More bullpen troubles for A's in 8-7 loss to Rangers

The A's bullpen gave up five earned runs in the final five innings.|

ARLINGTON, Texas - The A’s lengthy run of brutal bullpen work stung Oakland again when the seriously slumping Shin-Soo Choo tied the game in the seventh inning and set up an 8-7 Texas win in the 10th inning.

Choo was riding a 2-for-39 skid in the seventh when the A’s brought Fernando Abad in expressly to face the left-hander, and Choo launched a game-tying homer just over the leap of Josh Reddick in right.

Then, in the 10th, with Ryan Cook pitching for a second inning, Choo opened a 7-all game with a double to deep right. Cook then walked Robinson Chirinos and, after a first-pitch ball to Carlos Peguero, the right-hander got a visit from pitching coach Curt Young. No matter. Cook issued Peguero a four-pitch walk.

Manager Bob Melvin then asked R.J. Alvarez to try and work out of a bases-loaded, none-out jam.

Roughned Odor looked at two pitches, both balls, from Alvarez, then stroked a grounder up the middle. It deflected off the glove of diving shortstop Marcus Semien as Choo came home with the game-winner, but even if Semien had stopped it, it’s unlikely he would have gotten the out at home.

The A’s bullpen gave up five earned runs in the final five innings after Oakland starter Drew Pomeranz had allowed three runs in the first five innings.

Another big inning late in the game should have been the ticket for the A’s, who scored six times in the seventh to take a 7-3 lead. But more shoddy Oakland bullpen work meant that lead didn’t make it to the eighth inning.

Oakland was down 3-1 in the seventh when an error on Rangers’ shortstop Elvis Andrus was the quiet opening to what would be some raucous offense.

Brett Lawrie followed with a hit and the A’s caught a break when Mark Canha’s grounder hit umpire Jerry Meals. Instead of one out, or maybe a double play, the ball was called dead, Canha had a hit, the A’s had the bases loaded and Nick Martinez, the Texas starter who had baffled Oakland all night, was gone.
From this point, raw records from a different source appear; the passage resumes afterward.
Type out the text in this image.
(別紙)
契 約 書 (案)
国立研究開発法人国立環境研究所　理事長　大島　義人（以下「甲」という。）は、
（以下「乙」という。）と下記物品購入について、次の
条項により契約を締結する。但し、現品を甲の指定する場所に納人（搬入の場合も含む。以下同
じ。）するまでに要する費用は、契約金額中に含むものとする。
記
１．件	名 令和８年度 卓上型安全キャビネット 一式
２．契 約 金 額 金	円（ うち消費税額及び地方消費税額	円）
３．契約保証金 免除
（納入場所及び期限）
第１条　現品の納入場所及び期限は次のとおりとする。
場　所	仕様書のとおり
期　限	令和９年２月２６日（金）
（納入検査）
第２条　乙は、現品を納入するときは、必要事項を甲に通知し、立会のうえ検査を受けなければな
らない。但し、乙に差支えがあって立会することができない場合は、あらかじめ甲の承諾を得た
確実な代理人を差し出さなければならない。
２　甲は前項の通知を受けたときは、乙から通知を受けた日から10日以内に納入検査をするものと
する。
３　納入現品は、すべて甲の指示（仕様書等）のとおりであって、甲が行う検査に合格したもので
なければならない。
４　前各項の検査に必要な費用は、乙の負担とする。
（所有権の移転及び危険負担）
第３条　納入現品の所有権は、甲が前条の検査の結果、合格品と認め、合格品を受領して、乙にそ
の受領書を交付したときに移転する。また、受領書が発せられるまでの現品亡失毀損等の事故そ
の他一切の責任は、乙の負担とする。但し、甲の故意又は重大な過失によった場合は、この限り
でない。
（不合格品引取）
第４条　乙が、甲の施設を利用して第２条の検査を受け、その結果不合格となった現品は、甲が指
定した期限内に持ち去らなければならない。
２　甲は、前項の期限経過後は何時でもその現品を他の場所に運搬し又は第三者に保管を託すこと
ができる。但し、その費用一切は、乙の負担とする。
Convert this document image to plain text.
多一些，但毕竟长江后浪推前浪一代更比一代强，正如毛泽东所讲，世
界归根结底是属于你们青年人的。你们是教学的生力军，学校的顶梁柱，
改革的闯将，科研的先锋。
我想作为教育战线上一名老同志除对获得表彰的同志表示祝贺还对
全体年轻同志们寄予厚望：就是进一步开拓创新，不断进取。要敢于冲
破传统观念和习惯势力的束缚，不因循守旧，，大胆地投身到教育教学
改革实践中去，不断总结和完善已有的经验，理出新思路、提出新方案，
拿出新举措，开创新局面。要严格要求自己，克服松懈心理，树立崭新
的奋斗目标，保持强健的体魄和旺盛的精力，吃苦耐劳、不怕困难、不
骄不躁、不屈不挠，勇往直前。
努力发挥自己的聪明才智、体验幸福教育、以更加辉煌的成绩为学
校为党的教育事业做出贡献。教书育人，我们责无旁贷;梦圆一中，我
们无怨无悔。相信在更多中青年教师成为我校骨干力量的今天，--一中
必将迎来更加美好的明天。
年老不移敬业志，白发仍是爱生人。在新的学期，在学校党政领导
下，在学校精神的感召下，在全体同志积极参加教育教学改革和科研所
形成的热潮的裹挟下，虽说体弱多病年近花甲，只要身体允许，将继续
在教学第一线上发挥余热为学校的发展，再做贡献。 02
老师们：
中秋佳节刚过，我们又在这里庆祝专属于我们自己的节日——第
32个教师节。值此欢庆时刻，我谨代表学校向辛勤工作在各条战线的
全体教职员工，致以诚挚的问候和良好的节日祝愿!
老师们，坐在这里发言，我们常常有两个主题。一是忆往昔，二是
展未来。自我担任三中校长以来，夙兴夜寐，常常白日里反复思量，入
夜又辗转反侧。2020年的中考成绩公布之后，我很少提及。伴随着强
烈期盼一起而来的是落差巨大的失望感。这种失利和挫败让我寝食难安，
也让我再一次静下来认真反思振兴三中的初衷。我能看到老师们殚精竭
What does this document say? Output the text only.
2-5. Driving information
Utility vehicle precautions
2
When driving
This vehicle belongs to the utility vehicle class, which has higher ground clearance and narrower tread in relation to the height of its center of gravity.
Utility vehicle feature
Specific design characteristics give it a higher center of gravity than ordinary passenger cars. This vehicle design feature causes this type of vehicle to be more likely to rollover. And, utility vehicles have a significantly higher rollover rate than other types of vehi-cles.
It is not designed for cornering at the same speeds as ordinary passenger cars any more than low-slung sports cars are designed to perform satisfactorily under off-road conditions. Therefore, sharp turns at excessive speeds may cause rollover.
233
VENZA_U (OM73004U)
Lefty reliever Alex Claudio gave the A’s a gift run by hitting Josh Phegley after getting the Oakland catcher in an 0-2 hole. Craig Gentry tied the game with a sacrifice fly, spelling the end for Claudio.

The Texas bullpen isn’t very good, and the next man to prove it was Anthony Bass, although the first run he gave up wasn’t his fault. He caught a comeback from Billy Burns and threw to the plate to get Canha in a rundown. Instead of getting the out, catcher Robinson Chirinos threw the ball away as the A’s scored their third run of the inning.

Two batters later Reddick crushed a 3-2 pitch from Bass over the right field fence for a 7-3 lead.

Unfortunately for Oakland, the A’s bullpen isn’t very good right now, either. With one out, Chris Bassitt issued back-to-back walks. Dan Otero took over, got an out, then gave up a run-scoring single to ex-A’s first baseman Kyle Blanks, his fourth hit of the night.

That was it for Otero, replaced by Abad, and that was it for the lead, Abad being crushed by Choo’s homer.